Similar roles can be found in many traditional and agile models but with different responsibilities. You may find them under different names like facilitators, coaches, trackers, mentors, masters, etc.
Product Owner
The product owner works with the customer and ensures they get the highest business value possible. This can be the traditional business analyst and the agile customer.
- Helps the customer to define the requirements and convert them to stories
- Works with the customer to organize and prioritize stories in the product backlog
- Provides initial estimates for stories and releases
- Tracks customer requirements and changes (new features, bug reports, investigation requests, performance issues, etc.)
- Sits with the Team Leader to discuss story details, business constraints, legal issues, etc.
- Provides input on mockups and prototypes
- Sits with the tester to set and track product quality
- Sits with the Project Manager to review the previous release and plan the next
- Manages customer relationship and ensures customer satisfaction
Project Manager
The project manager is responsible of the overall planning and tracking and ensures the work is delivered in scope, on time and within budget. This can be the traditional project manager and the agile tracker.
- Sits with the Product Owner to gather all requirements/estimates and integrates everything into a workable plan
- Works with the management and Product Owner to provide and secure resources (people, infrastructure, licenses, etc.)
- Plans and tracks cost to ensure the work is within budget
- Identifies risks and works with the management and Product Owner to resolve them
- Manages and controls scope to ensure that only what was agreed to is being delivered
- Continuous planning for changes in requirements, cost, schedule, etc.
- Tracks and communicates project progress and plan changes to Product Owner and top management
- Sits with the Product Owner to review the previous release and plan the next
Team Leader
The team leader manages the team and ensures they deliver the highest quality possible. This can be the traditional architect and the agile coach.
- Communicates with the customer to discuss the details of the iteration and each story included
- Communicates with the Product Owner to discuss requirement conflicts, business constraints, legal issues, etc.
- Performs iteration planning, daily planning and assigns tasks to team members
- Controls the development process (iteration meetings, deployments, testing, client communication, etc.)
- Provides team leadership and coaching to set a good example to the team
- Directs the day-to-day activities of the team members and ensures they follow the standard processes and procedures
- Coaches and trains team members through planning games, pair programming and peer reviews
- Ensures that tasks are being done with a high quality (design patterns, coding standards, test coverage, type of bugs, etc.)
- Transfers knowledge and encourages knowledge sharing across the team
- Ensures that the team spirit and morale is kept and improves members confidence
- Tracks and communicates iteration progress and team performance
- Communicates with the Project Manager to discuss the progress
- Sits with the Product Owner to review the previous iteration and plan the next
Team Members
Team members focus on implementing user stories using the best techniques and practices.

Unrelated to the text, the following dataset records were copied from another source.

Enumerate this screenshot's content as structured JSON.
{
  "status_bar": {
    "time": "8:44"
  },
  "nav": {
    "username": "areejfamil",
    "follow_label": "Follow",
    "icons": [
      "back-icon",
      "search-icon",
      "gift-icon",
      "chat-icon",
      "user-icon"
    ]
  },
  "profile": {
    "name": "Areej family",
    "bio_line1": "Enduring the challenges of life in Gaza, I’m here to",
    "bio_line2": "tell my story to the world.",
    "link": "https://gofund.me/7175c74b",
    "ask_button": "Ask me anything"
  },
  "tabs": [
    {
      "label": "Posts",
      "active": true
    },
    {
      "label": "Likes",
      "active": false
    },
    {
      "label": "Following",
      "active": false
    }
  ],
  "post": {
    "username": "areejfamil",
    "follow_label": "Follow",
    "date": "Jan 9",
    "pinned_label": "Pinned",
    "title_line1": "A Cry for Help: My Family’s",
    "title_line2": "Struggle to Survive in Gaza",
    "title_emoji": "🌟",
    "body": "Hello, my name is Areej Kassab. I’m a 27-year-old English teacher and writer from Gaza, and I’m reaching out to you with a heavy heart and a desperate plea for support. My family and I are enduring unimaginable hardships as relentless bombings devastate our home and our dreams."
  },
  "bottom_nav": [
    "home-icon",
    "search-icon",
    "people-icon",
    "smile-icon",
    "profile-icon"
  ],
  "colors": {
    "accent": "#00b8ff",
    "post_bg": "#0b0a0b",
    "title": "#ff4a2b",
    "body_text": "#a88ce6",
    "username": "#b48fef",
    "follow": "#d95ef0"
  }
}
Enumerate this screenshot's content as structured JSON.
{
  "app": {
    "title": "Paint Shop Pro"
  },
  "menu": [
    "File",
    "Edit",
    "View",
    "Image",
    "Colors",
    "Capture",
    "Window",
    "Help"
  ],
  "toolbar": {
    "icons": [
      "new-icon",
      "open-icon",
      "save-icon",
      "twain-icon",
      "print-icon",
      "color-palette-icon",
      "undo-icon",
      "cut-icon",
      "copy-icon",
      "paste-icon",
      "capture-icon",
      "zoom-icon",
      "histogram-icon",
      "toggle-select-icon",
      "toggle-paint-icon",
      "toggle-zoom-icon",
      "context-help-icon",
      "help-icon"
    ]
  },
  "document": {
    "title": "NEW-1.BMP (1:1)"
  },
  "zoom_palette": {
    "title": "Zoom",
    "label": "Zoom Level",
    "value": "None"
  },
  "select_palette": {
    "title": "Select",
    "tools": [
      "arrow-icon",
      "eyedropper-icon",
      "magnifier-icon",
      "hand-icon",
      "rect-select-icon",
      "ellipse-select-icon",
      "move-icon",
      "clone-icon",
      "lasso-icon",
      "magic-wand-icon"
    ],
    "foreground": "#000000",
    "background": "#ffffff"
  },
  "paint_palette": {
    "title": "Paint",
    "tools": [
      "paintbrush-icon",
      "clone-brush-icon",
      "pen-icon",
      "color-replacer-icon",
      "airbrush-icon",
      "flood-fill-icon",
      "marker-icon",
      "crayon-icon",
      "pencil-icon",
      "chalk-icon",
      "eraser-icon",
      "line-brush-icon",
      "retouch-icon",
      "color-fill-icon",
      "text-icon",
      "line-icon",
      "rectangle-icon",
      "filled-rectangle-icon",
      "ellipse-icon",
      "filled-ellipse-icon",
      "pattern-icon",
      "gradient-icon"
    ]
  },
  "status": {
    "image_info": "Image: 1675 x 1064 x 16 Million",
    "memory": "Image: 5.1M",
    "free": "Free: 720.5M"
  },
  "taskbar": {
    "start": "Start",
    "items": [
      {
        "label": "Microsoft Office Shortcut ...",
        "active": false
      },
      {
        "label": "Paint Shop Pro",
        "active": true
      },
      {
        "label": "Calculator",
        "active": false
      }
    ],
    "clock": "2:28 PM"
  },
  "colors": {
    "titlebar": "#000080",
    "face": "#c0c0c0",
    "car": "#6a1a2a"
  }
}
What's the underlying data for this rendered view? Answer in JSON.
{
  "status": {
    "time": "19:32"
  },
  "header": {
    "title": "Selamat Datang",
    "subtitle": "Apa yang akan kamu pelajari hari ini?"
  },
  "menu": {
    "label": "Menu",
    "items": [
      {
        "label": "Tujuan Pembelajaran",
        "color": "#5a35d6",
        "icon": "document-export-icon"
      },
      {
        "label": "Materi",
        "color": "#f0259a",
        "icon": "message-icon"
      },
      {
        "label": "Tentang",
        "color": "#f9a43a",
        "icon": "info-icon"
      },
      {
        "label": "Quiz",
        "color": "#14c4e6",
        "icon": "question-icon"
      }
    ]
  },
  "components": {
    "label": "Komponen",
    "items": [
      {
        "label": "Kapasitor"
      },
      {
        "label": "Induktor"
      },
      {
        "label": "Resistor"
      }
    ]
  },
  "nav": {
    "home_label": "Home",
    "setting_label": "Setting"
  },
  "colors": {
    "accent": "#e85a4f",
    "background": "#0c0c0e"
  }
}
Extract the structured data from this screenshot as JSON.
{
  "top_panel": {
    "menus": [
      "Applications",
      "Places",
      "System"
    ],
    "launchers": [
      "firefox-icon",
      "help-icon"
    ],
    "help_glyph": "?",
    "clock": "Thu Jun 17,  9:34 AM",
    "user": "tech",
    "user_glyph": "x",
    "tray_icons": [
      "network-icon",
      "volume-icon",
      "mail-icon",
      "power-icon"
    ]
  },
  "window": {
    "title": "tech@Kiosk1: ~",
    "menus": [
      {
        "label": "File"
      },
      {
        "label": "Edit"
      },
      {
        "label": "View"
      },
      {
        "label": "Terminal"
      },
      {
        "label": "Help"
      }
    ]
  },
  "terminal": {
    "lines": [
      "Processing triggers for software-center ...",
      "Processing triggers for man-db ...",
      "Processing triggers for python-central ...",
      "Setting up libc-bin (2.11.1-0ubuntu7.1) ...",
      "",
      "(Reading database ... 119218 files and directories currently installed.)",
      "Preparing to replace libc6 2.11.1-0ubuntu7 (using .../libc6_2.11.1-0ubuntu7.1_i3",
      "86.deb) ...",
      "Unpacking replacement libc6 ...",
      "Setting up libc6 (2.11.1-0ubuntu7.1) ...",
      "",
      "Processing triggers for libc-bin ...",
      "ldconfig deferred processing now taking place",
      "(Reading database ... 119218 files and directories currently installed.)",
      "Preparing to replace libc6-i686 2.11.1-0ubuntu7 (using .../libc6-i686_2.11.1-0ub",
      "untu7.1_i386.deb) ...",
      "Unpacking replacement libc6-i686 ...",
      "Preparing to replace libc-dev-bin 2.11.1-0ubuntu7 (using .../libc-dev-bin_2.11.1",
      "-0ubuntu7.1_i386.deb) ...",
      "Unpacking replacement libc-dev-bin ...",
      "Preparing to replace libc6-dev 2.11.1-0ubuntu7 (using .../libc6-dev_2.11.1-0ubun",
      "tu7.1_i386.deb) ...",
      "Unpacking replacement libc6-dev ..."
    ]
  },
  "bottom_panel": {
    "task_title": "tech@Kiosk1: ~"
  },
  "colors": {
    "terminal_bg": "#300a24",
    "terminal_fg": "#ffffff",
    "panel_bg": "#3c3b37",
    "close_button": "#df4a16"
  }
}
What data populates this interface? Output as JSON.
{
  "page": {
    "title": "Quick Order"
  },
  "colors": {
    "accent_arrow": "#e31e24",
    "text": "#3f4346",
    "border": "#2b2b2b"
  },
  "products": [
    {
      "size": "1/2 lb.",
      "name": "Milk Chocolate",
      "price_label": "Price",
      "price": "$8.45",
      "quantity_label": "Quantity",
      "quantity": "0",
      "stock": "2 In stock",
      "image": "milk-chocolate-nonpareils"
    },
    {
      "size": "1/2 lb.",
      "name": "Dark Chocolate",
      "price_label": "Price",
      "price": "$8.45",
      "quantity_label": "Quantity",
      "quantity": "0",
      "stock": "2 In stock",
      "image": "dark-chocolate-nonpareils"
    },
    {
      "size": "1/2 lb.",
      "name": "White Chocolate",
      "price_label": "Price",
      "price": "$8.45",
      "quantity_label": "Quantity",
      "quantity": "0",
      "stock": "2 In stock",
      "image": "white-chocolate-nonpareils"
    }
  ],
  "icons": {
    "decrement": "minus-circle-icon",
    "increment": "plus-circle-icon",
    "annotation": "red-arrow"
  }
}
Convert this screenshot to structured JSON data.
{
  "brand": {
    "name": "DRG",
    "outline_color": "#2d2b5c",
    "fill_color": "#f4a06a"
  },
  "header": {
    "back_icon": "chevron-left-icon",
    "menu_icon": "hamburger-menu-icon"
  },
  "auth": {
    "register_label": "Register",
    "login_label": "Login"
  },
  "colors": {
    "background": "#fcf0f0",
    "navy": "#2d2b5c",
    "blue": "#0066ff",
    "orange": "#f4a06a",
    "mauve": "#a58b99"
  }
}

They investigate, analyze, estimate, design, code, document, deploy and test stories. Those can be senior/junior developers, interface designers, system administrators, testers, etc.
Conclusion
A successful software project requires a product owner, a project manager, and a team leader to work together with the customer and the team. Of course, some responsibilities can be moved from a role to another depending on the project type and individual skills, but this is not valid for everything.
For example, the project manager may act as the product owner with some extra efforts but if the project manager acts as the team leader, you may have problems with the project schedule or code quality. Similarly, if the team leader acts as the project owner, you may have problems with the code quality or customer relationship. And so on.